Sonralarda kulüpten arkadaşlarını, farklı konular konuşabildikleri insanları almaya başlamışlar. Arda yakın zamanda podcastten iş nedeni ile ayrıldığından, Batuhan solo podcast kariyerine başlamış oldu. Podcastte de kriptodan siyasete, aşktan Interrail’e kadar birçok farklı konudan bahsediyorlar. Sloganı ise bence genel odaklarını güzelce özetliyor:
Tek özellikleri 20’li yaşlarında olmak olan birkaç insanın hayata dair attığı, zaman zaman tuttuğu, çoğunlukla cozuttuğu podcast.
Podcast çekmeye karar vermesi şaşırtıcı değil. Her zaman ses ve video kaydetmeyi seven biri olmuş. Arkadaşları ile rakı sofrasındayken 1 saat sohbetleri kaydetmişliği olduğunu söyledi. İstanbul’da yaşadığı ve Spotify’a para vermediği dönemde metroya bindiğinde ses kayıtlarını dinler, arkadaşlarının anlattığı hikayelere tekrar gülermiş.
20li Yaşlar’ın, benim gibi pek podcast dinleyemeyen biri için, en ilgi çekici noktası da 20-30 dakikalık podcast bölümlerinin yanı sıra Lokmalık adını koydukları 5 dakikalık kısa bölümler yayınlamaları. Batuhan ve Arda üniversitedeyken, kalabalık bir okulda okumalarına rağmen, sıkça çamlık dedikleri kesişim noktasında karşılaşıyor ve birkaç dakika sohbet ediyorlarmış. Lokmalıklar da bu ayak üstü sohbetlerine özlem olarak ortaya çıkmış.

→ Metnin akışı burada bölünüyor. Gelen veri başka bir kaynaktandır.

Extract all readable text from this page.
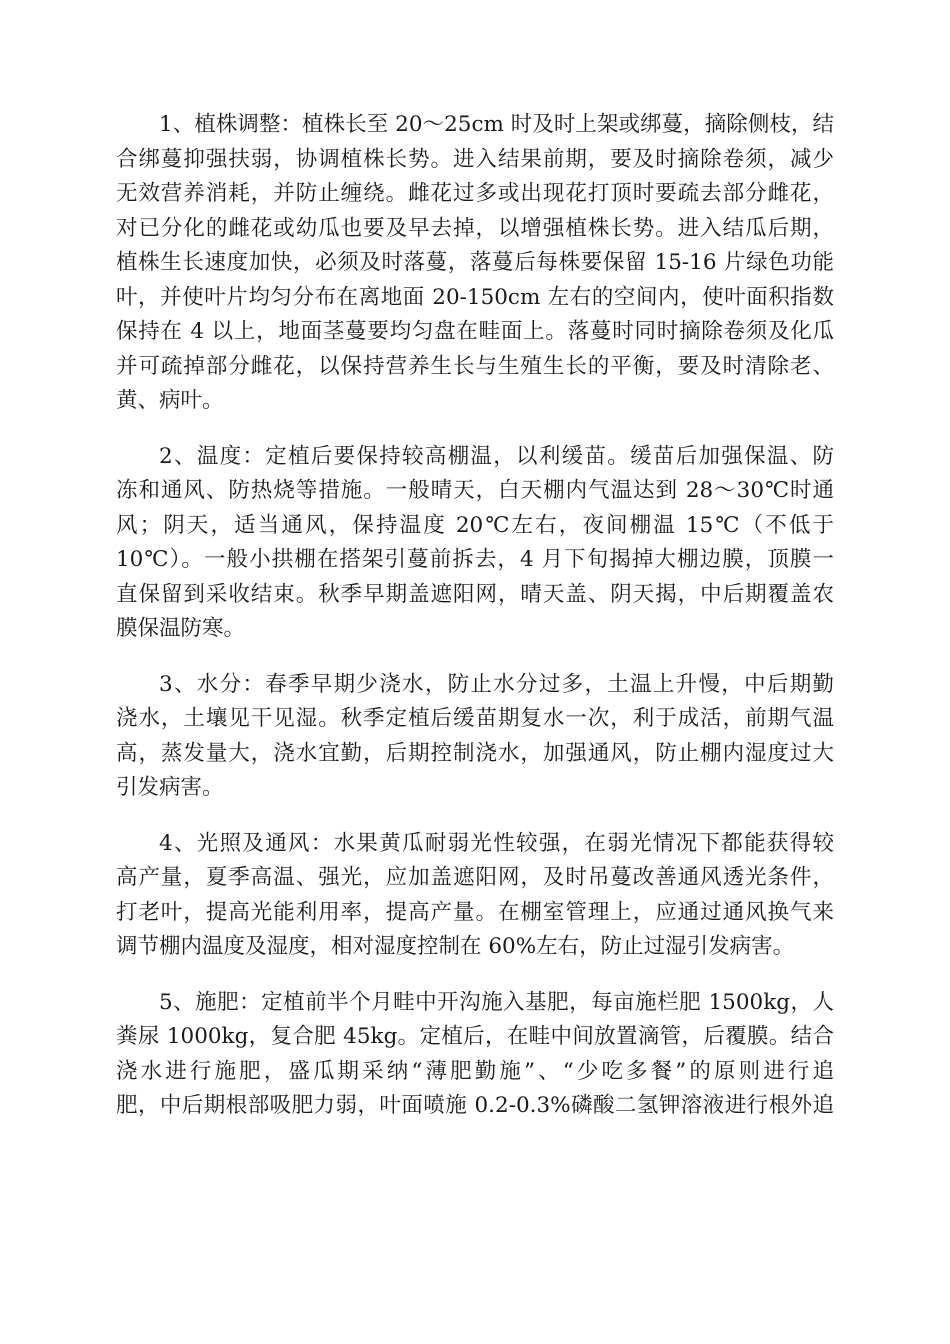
1、植株调整：植株长至 20～25cm 时及时上架或绑蔓，摘除侧枝，结
合绑蔓抑强扶弱，协调植株长势。进入结果前期，要及时摘除卷须，减少
无效营养消耗，并防止缠绕。雌花过多或出现花打顶时要疏去部分雌花，
对已分化的雌花或幼瓜也要及早去掉，以增强植株长势。进入结瓜后期，
植株生长速度加快，必须及时落蔓，落蔓后每株要保留 15-16 片绿色功能
叶，并使叶片均匀分布在离地面 20-150cm 左右的空间内，使叶面积指数
保持在 4 以上，地面茎蔓要均匀盘在畦面上。落蔓时同时摘除卷须及化瓜
并可疏掉部分雌花，以保持营养生长与生殖生长的平衡，要及时清除老、
黄、病叶。

2、温度：定植后要保持较高棚温，以利缓苗。缓苗后加强保温、防
冻和通风、防热烧等措施。一般晴天，白天棚内气温达到 28～30℃时通
风；阴天，适当通风，保持温度 20℃左右，夜间棚温 15℃（不低于
10℃）。一般小拱棚在搭架引蔓前拆去，4 月下旬揭掉大棚边膜，顶膜一
直保留到采收结束。秋季早期盖遮阳网，晴天盖、阴天揭，中后期覆盖农
膜保温防寒。

3、水分：春季早期少浇水，防止水分过多，土温上升慢，中后期勤
浇水，土壤见干见湿。秋季定植后缓苗期复水一次，利于成活，前期气温
高，蒸发量大，浇水宜勤，后期控制浇水，加强通风，防止棚内湿度过大
引发病害。

4、光照及通风：水果黄瓜耐弱光性较强，在弱光情况下都能获得较
高产量，夏季高温、强光，应加盖遮阳网，及时吊蔓改善通风透光条件，
打老叶，提高光能利用率，提高产量。在棚室管理上，应通过通风换气来
调节棚内温度及湿度，相对湿度控制在 60%左右，防止过湿引发病害。

5、施肥：定植前半个月畦中开沟施入基肥，每亩施栏肥 1500kg，人
粪尿 1000kg，复合肥 45kg。定植后，在畦中间放置滴管，后覆膜。结合
浇水进行施肥，盛瓜期采纳“薄肥勤施”、“少吃多餐”的原则进行追
肥，中后期根部吸肥力弱，叶面喷施 0.2-0.3%磷酸二氢钾溶液进行根外追
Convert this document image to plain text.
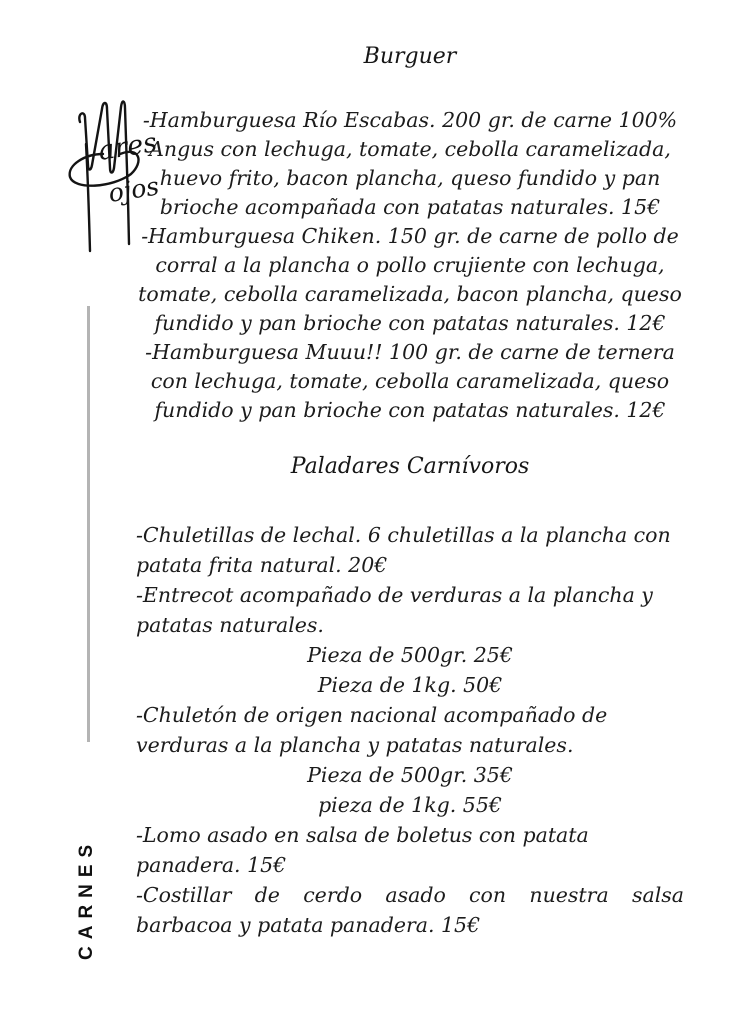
ares
ojos
Burguer

-Hamburguesa Río Escabas. 200 gr. de carne 100% Angus con lechuga, tomate, cebolla caramelizada, huevo frito, bacon plancha, queso fundido y pan brioche acompañada con patatas naturales. 15€

-Hamburguesa Chiken. 150 gr. de carne de pollo de corral a la plancha o pollo crujiente con lechuga, tomate, cebolla caramelizada, bacon plancha, queso fundido y pan brioche con patatas naturales. 12€

-Hamburguesa Muuu!! 100 gr. de carne de ternera con lechuga, tomate, cebolla caramelizada, queso fundido y pan brioche con patatas naturales. 12€

Paladares Carnívoros

-Chuletillas de lechal. 6 chuletillas a la plancha con patata frita natural. 20€

-Entrecot acompañado de verduras a la plancha y patatas naturales.

Pieza de 500gr. 25€

Pieza de 1kg. 50€

-Chuletón de origen nacional acompañado de verduras a la plancha y patatas naturales.

Pieza de 500gr. 35€

pieza de 1kg. 55€

-Lomo asado en salsa de boletus con patata panadera. 15€

-Costillar de cerdo asado con nuestra salsa barbacoa y patata panadera. 15€

CARNES
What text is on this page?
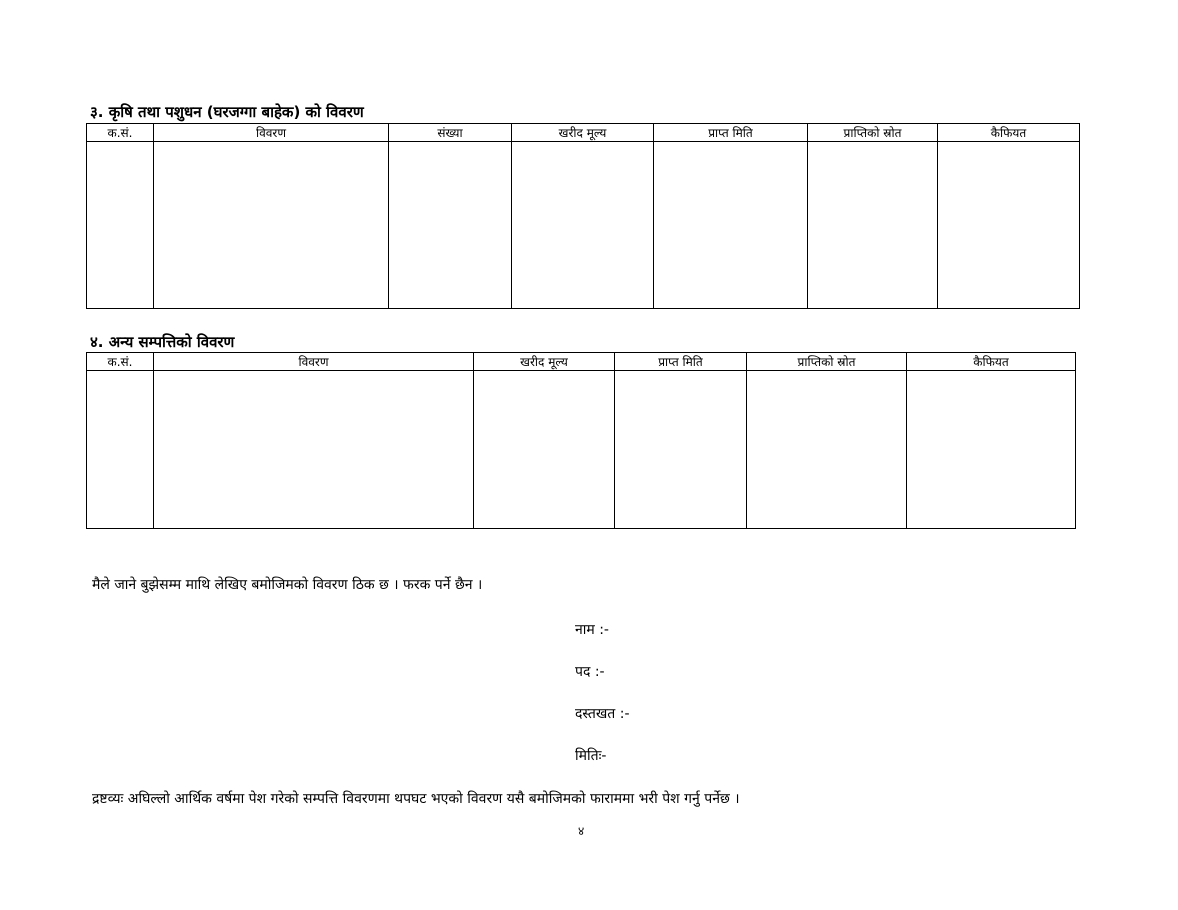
३. कृषि तथा पशुधन (घरजग्गा बाहेक) को विवरण
क.सं.	विवरण	संख्या	खरीद मूल्य	प्राप्त मिति	प्राप्तिको स्रोत	कैफियत

४. अन्य सम्पत्तिको विवरण
क.सं.	विवरण	खरीद मूल्य	प्राप्त मिति	प्राप्तिको स्रोत	कैफियत

मैले जाने बुझेसम्म माथि लेखिए बमोजिमको विवरण ठिक छ । फरक पर्ने छैन ।
नाम :-
पद :-
दस्तखत :-
मितिः-
द्रष्टव्यः अघिल्लो आर्थिक वर्षमा पेश गरेको सम्पत्ति विवरणमा थपघट भएको विवरण यसै बमोजिमको फाराममा भरी पेश गर्नु पर्नेछ ।
४
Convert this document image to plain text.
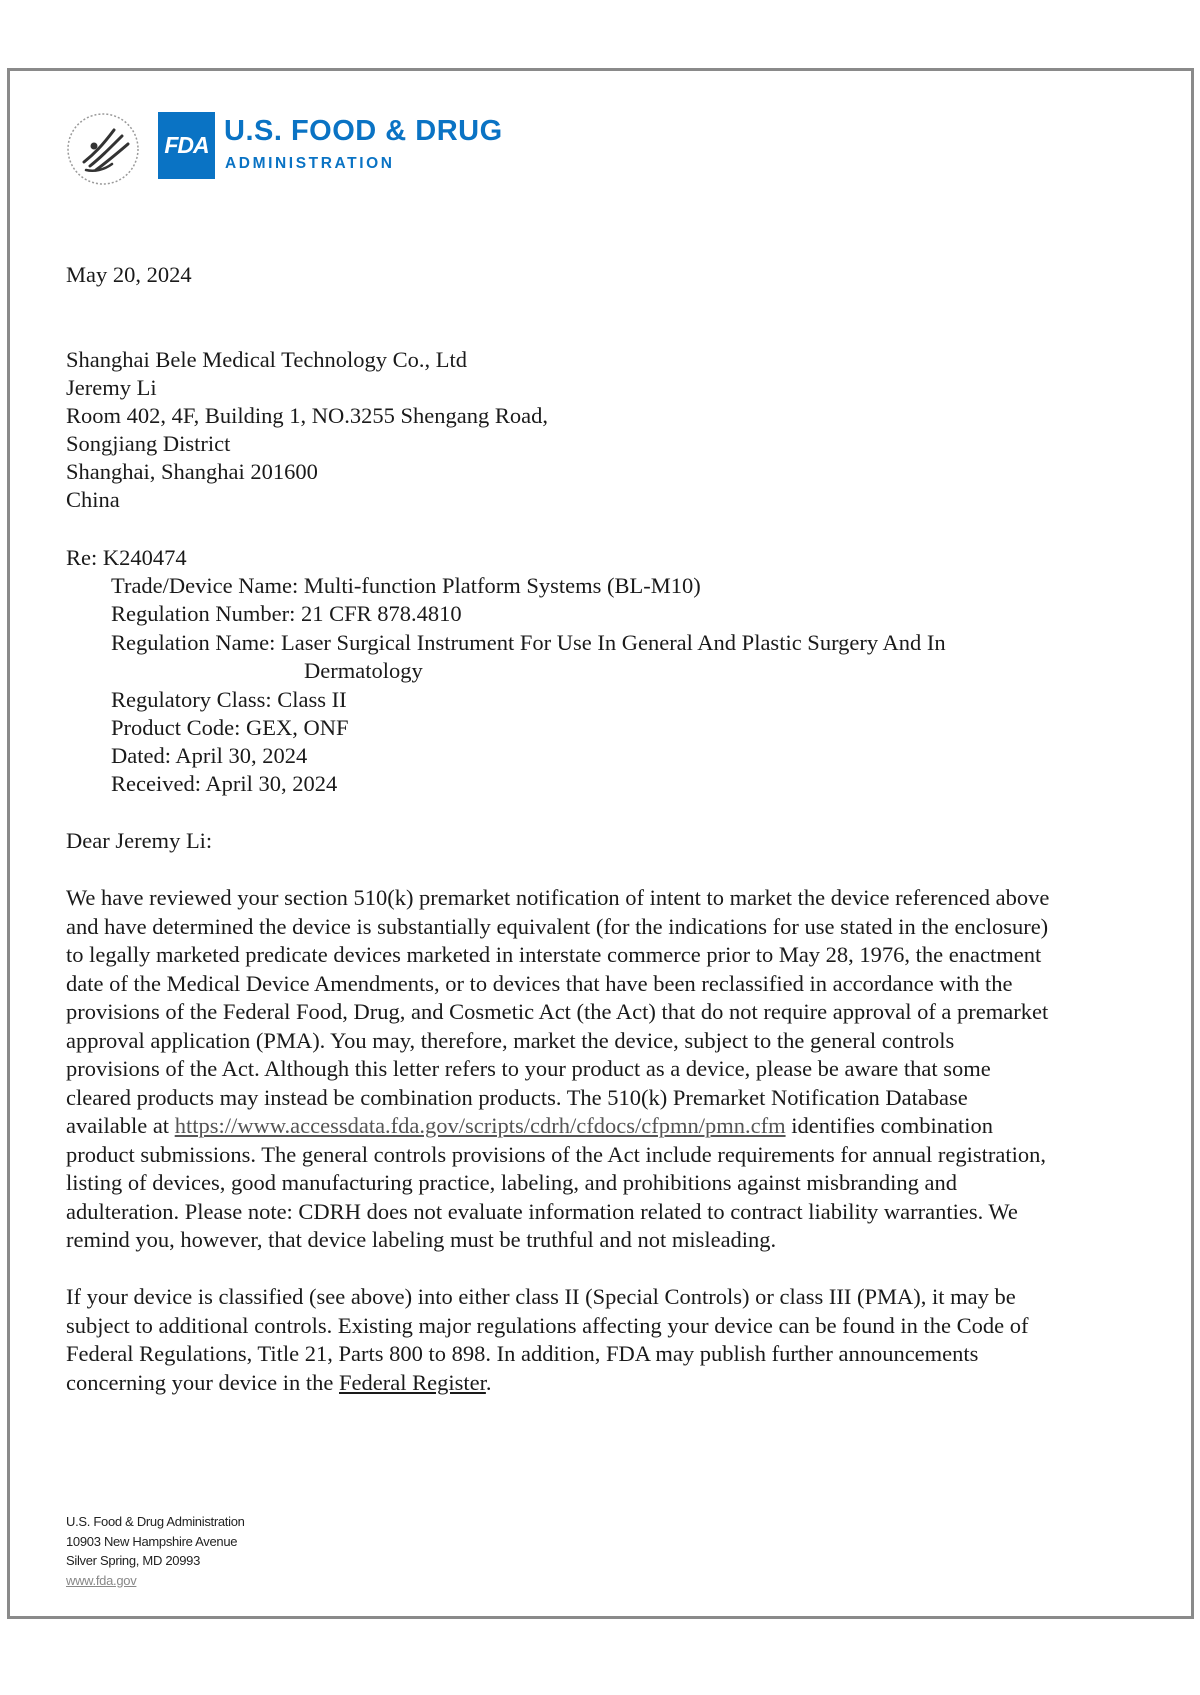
FDA U.S. FOOD & DRUG
ADMINISTRATION
May 20, 2024
Shanghai Bele Medical Technology Co., Ltd
Jeremy Li
Room 402, 4F, Building 1, NO.3255 Shengang Road,
Songjiang District
Shanghai, Shanghai 201600
China
Re: K240474
Trade/Device Name: Multi-function Platform Systems (BL-M10)
Regulation Number: 21 CFR 878.4810
Regulation Name: Laser Surgical Instrument For Use In General And Plastic Surgery And In
Dermatology
Regulatory Class: Class II
Product Code: GEX, ONF
Dated: April 30, 2024
Received: April 30, 2024
Dear Jeremy Li:
We have reviewed your section 510(k) premarket notification of intent to market the device referenced above
and have determined the device is substantially equivalent (for the indications for use stated in the enclosure)
to legally marketed predicate devices marketed in interstate commerce prior to May 28, 1976, the enactment
date of the Medical Device Amendments, or to devices that have been reclassified in accordance with the
provisions of the Federal Food, Drug, and Cosmetic Act (the Act) that do not require approval of a premarket
approval application (PMA). You may, therefore, market the device, subject to the general controls
provisions of the Act. Although this letter refers to your product as a device, please be aware that some
cleared products may instead be combination products. The 510(k) Premarket Notification Database
available at https://www.accessdata.fda.gov/scripts/cdrh/cfdocs/cfpmn/pmn.cfm identifies combination
product submissions. The general controls provisions of the Act include requirements for annual registration,
listing of devices, good manufacturing practice, labeling, and prohibitions against misbranding and
adulteration. Please note: CDRH does not evaluate information related to contract liability warranties. We
remind you, however, that device labeling must be truthful and not misleading.
If your device is classified (see above) into either class II (Special Controls) or class III (PMA), it may be
subject to additional controls. Existing major regulations affecting your device can be found in the Code of
Federal Regulations, Title 21, Parts 800 to 898. In addition, FDA may publish further announcements
concerning your device in the Federal Register.
U.S. Food & Drug Administration
10903 New Hampshire Avenue
Silver Spring, MD 20993
www.fda.gov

Batuhan 20li yaşlara gelmeden önce, herhangi 20 yaşında örnek alabileceği insan olmadığından bahsetti.
“Duman grubu vardı, 30-40 yaşında. İzlediğim dizilerde hep büyük insanlar vardı. Hayat Bilgisi izliyoruz atıyorum, o öğrencinin 35 yaşında olduğunu ben zaten görüyorum. 20 yaşında insan hayatımızda yoktu.”
Bu podcast ile de dinleyicilerini örnek 20likler ile tanıştırıyor. Burada ‘örnek’ derken, aşırı başarılı, mükemmel bireylerden bahsetmiyorum. 20lerinde insanları kafa karışıklıkları, gezme anıları, kalp kırıklıkları, politik görüşleri, tüm gerçeklikleri ile dinleyicilerine sunuyor.
“Biz hiçbir şeyde iddialı değiliz. Ben 20li yaşlarındaki bir insanın bir konuda iddialı olabileceğini de sanmıyorum. Çok başarılı insanlar var ama ne olursa olsun 5-10 yıllık tecrübe, 5-10 yıllık tecrübe ne olabilir? Aslında güzellikte burada geliyor, ben 20li yaşları bir tecrübe yaş aralığı olarak düşünüyorum ve farklı insanlardan sadece tecrübe dinlemek istiyorum,” dedi.
20li yaşlar podcast ile yolumu kesiştiren Bi'Milenyumlumuz Canan'a teşekkürler.